Politically, a reform that antagonises so many constituencies is hardly appetising. “When you start making choices, you start losing friends,” says Kent Conrad, the Democratic Senate Budget Committee chairman and a leading fiscal hawk. He argues the job should be handed over to a bipartisan task force. But Thomas Kahn, the top staffer on the House Budget Committee, notes that some legislators worry that such mechanisms undermine the democratic process by limiting the opportunity for amendment and debate.

For his part, Mr Obama has acknowledged the urgency of addressing entitlements, but said more specifics would have to await his draft budget proposal, due for submission in mid-February. He has aimed his anti-deficit rhetoric, both before the election and since, principally at waste and earmarks, the pet projects legislators insert into spending bills.
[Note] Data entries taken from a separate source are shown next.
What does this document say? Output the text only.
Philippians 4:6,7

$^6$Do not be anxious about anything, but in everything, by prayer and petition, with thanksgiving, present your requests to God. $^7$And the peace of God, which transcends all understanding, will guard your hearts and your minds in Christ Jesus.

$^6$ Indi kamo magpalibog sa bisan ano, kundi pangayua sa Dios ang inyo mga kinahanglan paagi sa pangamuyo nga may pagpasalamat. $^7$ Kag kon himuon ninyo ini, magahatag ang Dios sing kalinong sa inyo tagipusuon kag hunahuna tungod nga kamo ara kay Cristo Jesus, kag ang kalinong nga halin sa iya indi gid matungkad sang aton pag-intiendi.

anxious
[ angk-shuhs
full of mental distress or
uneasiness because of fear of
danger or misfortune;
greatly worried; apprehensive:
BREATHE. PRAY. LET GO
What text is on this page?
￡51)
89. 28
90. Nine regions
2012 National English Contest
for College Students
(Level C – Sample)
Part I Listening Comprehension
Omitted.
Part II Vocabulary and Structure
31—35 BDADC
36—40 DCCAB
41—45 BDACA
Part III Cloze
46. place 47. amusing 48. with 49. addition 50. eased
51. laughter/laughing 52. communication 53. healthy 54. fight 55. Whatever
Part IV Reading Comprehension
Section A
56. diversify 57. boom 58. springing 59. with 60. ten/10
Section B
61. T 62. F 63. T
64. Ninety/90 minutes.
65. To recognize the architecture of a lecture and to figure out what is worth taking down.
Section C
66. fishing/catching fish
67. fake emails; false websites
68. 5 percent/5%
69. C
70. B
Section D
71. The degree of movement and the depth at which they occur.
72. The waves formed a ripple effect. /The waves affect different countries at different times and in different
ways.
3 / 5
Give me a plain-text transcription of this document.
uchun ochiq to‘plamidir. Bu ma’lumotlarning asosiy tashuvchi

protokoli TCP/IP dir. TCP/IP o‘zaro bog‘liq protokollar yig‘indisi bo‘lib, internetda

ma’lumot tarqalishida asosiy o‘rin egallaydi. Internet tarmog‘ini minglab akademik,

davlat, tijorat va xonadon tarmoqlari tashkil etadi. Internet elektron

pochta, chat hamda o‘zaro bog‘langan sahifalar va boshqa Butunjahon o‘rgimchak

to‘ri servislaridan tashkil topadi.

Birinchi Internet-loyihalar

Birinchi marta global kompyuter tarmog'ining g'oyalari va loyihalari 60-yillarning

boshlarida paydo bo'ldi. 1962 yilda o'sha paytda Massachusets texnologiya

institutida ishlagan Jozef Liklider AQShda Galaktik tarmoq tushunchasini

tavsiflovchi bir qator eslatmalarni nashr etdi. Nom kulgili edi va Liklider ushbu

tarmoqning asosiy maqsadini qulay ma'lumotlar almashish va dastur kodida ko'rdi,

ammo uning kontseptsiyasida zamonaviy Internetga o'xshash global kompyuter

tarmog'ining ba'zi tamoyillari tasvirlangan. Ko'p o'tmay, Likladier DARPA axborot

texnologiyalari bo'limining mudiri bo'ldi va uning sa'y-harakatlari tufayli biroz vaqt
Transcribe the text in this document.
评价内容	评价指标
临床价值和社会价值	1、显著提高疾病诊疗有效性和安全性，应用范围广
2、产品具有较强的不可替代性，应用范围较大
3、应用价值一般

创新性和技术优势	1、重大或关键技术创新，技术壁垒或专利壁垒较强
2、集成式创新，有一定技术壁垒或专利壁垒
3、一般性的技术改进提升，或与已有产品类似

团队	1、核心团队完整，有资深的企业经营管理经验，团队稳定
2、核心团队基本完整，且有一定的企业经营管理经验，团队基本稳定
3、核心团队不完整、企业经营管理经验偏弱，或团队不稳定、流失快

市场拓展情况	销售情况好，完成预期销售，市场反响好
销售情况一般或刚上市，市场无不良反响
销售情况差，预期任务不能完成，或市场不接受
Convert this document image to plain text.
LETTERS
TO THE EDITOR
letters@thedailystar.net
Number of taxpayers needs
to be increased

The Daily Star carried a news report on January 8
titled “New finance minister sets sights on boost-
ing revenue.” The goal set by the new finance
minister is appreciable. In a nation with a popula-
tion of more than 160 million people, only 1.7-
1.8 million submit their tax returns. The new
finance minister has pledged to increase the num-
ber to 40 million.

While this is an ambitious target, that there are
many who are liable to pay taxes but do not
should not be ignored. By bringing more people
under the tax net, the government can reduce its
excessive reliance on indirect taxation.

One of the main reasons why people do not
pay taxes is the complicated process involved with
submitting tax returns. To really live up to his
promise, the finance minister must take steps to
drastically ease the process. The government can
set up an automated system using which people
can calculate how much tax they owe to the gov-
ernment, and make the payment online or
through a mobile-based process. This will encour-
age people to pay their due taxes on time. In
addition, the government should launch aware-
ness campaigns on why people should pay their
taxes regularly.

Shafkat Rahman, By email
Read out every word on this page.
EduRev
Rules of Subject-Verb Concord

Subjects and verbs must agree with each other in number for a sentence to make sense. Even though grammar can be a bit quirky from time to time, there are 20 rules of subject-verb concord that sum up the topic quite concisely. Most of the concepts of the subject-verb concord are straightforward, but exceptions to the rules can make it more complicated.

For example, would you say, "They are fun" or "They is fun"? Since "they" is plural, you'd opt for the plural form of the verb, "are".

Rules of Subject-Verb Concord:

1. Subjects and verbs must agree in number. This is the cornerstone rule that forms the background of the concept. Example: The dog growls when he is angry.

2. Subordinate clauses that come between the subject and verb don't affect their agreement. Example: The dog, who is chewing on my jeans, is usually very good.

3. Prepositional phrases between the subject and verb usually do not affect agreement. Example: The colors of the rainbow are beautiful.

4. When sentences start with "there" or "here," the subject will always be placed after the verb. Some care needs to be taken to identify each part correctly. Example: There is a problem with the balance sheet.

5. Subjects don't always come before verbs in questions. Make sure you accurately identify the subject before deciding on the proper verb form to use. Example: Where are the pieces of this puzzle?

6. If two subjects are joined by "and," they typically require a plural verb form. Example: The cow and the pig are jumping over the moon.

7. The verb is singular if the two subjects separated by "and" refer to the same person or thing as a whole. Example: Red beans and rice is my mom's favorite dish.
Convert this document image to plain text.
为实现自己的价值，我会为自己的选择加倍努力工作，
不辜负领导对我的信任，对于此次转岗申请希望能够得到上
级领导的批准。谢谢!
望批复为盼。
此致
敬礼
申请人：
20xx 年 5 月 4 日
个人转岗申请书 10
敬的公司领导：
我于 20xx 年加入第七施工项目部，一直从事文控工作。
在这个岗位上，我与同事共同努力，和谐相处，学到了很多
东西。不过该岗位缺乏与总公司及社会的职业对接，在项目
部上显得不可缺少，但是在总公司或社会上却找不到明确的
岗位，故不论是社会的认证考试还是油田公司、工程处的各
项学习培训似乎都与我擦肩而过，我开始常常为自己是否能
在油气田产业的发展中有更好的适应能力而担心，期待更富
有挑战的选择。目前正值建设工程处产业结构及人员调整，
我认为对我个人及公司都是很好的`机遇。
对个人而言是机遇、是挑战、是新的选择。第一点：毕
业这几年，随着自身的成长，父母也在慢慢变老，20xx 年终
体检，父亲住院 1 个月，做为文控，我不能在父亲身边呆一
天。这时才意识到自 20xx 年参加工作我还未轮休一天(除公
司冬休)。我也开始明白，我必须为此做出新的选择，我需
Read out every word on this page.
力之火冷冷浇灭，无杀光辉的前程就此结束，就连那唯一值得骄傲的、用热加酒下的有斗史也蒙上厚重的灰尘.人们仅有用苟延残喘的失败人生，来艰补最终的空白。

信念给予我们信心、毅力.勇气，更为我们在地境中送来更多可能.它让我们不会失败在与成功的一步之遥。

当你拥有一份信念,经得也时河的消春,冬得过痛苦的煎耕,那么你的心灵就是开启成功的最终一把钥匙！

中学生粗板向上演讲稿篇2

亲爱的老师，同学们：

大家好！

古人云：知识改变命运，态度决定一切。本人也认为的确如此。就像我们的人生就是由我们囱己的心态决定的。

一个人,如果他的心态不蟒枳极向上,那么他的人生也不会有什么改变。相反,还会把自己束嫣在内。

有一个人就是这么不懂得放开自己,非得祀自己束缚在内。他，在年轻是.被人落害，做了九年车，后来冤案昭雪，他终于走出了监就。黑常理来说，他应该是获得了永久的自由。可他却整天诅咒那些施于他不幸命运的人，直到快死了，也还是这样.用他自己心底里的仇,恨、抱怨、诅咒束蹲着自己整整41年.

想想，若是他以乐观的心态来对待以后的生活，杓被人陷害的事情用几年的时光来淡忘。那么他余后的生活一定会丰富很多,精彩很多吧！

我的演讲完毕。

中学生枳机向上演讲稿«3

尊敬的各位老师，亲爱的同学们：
But as Maya MacGuineas of the Committee for a Responsible Federal Budget, a watchdog group, notes, such spending is at most $30 billion a year, or 1% of total expenditures. By contrast, entitlements amount to $1.2 trillion, or 41% of the whole; and, left unreformed, will grow to 60% by 2030.

Still, Ms MacGuineas thinks Mr Obama has to start with waste and earmarks to build the necessary credibility for bigger steps. “Before you say, ‘Ladies and gentlemen, your Social Security and Medicare benefits are going down and your taxes are going up,’ they want to know there are no more bridges to nowhere.”

Will the markets co-operate? Since November stock and credit markets have rallied partly as previous initiatives gain traction and partly in anticipation of more aggressive actions by the incoming administration. Record deficit projections have not spooked investors: the dollar has strengthened as the overseas outlook turns grimmer, and deflation worries have driven Treasury yields to their lowest in over half a century. But as financial panic subsides, the prospect of huge current deficits combined with the coming entitlements crunch could cause investors to worry America will one day inflate its way out of the debt or even, in the extreme, default. The resulting higher interest rates would elevate the cost of servicing the federal debt, further aggravating the deficit. The threat of such dangerous debt dynamics is ample incentive for Mr Obama to hurry up and explain how he will tame the deficit once the recession is over.